Graf: Wäre es nicht schöner, die würden richtig "Räuber und Gendarm" spielen? Digitales "Räuber und Gendarm": da wird mir ganz schlecht. Wir haben so ein Problem damit, die Jugendlichen dazu zu bringen, rauszugehen. Nicht die Elite, aber die anderen. Sie hocken nur drinnen, haben keine sozialen Kontakte mehr. Ich sehe die, und zwar nicht mal den Bodensatz, sondern die, die immerhin noch bei uns in Programme gehen, weil sie 120 oder 140 Kilo wiegen. Und das sind nicht nur sozial Schwache, sondern auch sozial verwahrloste Gymnasiasten. Genau diese Isoliertheit kann schon gefährlich sein, und wir müssen noch verantwortungsvoller damit umgehen. Da muss bei jedem Einloggen klar sein, wer da kommt.

Mazari: Wir haben jetzt das klassische Problem: Es wird wieder was verteufelt.

Graf: Ich verteufele nichts!

Mazari: Doch, Sie stellen es so dar, als ob das hochgefährlich wäre. Die Diskussion um die Abschaffung der Medien ist uralt, die gab's doch auch schon beim Fernsehen, bei Comics, bei Büchern. Früher waren die Comics für die Verfettung und Verdummung der Leute zuständig . . .

Graf: Ich verstehe ja Ihren Zorn, aber ich habe nur ein genaues Hingucken eingefordert. Für mich ist es nicht ausreichend, was sie mir hier als Altersbegrenzungen gesagt haben.

Mazari: Sie sehen natürlich die Risiken, das ist ja auch klar.

Graf: Aber es gibt nicht nur Risiken. Mit "Wii Fit" zum Beisplie...

Ist "Wii Fit" wirklich Training, echter Sport?

Graf: Ja. Ich finde es eigentlich pervers, echtes Sporteln würde ich auch immer bevorzugen - aber für bestimmte Gruppen eben auch super. Es verbraucht Kalorien, es steigert die Leistungsfähigkeit. Es ist eine Möglichkeit, vor allem diejenigen zur Bewegung zu bringen, an die wir sonst nicht herankommen.

Mazari: Lassen sie uns doch das Wertvolle sehen, ohne die Risiken zu vergessen. Das ist ein Generationenproblem, es ändert sich im Laufe der Zeit, in der Politik, in der Gesellschaft. In den 60er Jahren wurden Sie von der Polizei aus der Stadthalle geprügelt, wenn Sie bei einem Rolling-Stones- oder Beatles-Konzert waren. Und heute geht der Bundespräsident zum Rolling-Stones-Konzert.

Und irgendwann spielt Herr Wulff "Counterstrike"?

Mazari: Ja.

Jetzt mal ehrlich: Wollen das die Jugendlichen? Die sind doch schon genervt, wenn wir die gleiche Musik hören und die gleichen Turnschuhe tragen.

Mazari: Zur Jugendkultur gehört natürlich auch, dass es eine eigene Sprache gibt, dass man sich abgrenzt. Aber wo wollen sie in der heutigen Gesellschaft noch schockieren? Ich glaube, es ist nicht gut, dass wir grundsätzlich das Thema Gewalt absolut tabuisieren, das hat etwas mit unserer Geschichte zu tun. Es ist eine Scheindiskussion, denn wir reden nur über virtuelle Gewalten. Wir sollten fragen, wo die reale Gewalt ist. Wo ist die Ungleichheit?
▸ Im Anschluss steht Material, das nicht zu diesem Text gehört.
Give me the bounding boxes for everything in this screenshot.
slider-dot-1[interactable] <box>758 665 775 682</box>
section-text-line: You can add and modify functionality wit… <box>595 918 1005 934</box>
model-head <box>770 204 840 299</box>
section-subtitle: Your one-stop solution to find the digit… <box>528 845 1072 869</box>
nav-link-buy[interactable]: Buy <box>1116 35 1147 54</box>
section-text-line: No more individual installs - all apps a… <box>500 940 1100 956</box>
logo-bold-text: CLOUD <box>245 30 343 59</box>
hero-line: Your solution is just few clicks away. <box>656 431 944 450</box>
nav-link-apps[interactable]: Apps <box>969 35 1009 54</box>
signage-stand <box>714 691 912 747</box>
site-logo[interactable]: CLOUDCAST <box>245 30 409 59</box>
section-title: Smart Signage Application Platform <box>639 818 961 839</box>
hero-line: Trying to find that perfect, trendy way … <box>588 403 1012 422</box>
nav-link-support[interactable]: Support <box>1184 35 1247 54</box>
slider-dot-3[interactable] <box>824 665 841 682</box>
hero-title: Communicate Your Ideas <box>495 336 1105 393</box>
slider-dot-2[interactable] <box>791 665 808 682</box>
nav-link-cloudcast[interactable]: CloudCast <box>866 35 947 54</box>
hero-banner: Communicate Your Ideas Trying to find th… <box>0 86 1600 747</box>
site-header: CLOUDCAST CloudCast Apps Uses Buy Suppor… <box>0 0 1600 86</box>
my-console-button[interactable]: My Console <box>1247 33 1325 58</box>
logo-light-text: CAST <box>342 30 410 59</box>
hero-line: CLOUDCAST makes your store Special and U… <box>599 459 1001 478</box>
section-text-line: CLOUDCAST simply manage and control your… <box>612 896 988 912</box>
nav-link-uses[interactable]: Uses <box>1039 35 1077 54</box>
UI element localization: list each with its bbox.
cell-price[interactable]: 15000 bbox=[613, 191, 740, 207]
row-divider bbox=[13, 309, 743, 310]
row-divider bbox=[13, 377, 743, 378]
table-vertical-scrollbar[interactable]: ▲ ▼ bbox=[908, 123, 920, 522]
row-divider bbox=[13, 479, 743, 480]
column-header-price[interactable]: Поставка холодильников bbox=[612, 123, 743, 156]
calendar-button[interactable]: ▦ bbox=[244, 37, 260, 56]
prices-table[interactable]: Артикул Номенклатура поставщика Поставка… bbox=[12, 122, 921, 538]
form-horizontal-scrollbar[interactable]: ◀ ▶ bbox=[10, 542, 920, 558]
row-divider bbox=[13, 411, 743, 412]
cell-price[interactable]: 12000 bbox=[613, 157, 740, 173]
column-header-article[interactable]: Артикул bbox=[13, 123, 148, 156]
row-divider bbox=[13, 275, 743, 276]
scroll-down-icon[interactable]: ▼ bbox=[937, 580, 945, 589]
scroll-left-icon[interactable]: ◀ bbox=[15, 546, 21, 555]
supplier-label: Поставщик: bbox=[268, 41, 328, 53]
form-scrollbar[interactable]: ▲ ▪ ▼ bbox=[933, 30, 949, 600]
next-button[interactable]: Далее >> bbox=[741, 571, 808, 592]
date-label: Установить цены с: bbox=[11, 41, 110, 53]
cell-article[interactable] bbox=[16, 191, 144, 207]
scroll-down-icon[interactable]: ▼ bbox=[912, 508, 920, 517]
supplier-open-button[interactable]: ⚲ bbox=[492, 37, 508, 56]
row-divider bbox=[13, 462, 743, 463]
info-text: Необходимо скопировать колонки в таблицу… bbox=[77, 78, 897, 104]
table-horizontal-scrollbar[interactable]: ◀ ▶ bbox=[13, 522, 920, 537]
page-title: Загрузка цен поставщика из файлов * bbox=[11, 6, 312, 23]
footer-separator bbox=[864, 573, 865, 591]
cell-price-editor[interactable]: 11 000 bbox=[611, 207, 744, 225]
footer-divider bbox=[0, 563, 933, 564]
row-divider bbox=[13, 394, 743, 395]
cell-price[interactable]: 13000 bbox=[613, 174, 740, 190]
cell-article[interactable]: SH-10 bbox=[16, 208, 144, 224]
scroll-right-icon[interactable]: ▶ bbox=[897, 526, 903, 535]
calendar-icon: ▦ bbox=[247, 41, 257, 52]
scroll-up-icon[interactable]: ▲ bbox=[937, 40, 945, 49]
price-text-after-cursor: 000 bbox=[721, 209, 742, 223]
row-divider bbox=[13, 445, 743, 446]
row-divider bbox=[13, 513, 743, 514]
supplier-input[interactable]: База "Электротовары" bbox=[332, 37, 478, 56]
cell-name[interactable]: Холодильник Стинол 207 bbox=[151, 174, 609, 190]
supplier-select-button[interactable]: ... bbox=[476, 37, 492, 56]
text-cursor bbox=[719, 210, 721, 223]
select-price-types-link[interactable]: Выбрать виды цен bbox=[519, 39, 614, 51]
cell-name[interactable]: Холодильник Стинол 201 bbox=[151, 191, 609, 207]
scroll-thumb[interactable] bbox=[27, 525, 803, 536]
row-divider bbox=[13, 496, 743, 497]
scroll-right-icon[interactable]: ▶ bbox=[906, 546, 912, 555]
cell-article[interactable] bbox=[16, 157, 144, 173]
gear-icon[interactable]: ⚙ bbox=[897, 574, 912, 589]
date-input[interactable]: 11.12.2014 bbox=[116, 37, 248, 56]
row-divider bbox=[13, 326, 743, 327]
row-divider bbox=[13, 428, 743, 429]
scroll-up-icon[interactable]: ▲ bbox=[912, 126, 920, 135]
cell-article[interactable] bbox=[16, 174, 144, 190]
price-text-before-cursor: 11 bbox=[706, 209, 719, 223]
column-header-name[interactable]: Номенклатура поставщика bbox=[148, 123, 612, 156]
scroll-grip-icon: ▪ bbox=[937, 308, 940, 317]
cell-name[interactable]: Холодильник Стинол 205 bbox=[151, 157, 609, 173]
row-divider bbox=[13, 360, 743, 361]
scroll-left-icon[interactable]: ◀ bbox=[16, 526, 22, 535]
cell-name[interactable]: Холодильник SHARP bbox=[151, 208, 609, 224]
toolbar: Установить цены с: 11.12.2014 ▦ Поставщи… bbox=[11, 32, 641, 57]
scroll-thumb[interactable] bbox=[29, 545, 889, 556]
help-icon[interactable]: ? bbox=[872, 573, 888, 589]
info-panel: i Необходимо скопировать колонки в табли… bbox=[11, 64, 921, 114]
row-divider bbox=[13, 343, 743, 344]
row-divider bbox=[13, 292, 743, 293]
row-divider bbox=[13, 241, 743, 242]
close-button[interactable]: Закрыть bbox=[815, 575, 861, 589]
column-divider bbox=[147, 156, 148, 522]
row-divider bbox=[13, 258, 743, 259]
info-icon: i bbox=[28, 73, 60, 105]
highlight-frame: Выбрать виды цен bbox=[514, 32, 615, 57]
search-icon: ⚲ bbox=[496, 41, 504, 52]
Wo werden Leute gedemütigt? Wo passiert das, was Leute schwach macht, sie sozial isoliert? Da müssen wir eingreifen.

Graf: Da haben Sie recht. Aber ich glaube trotzdem, dass man für Computerspiele bestimmte Regeln einführen muss. Wie vermitteln sie denn die? Wenn ihre User vor allem Jugendliche sind, brauchen wir ja eigenlich Lehrer, die den Umgang mit diesen Medien beherrschen, und kundige Eltern. Was tun Sie dafür?

Mazari: Wir haben ein Programm mit der Bundeszentrale für politische Bildung und der Fachhochschule Köln: Eltern-LAN. Da lernen Eltern zusammen diesen E-Sport-Gedanken kennen, sie erleben die Spiele selbst.

Eltern-LAN - würden Sie als Mutter da hingehen, Frau Graf?

Graf: Ehrlich gesagt, wenn es sich vermeiden lässt nein. Wieso muss ich lernen, wie es ist zu schießen, auch virtuell? Da würde ich lieber laufen gehen, aber echt und im Wald.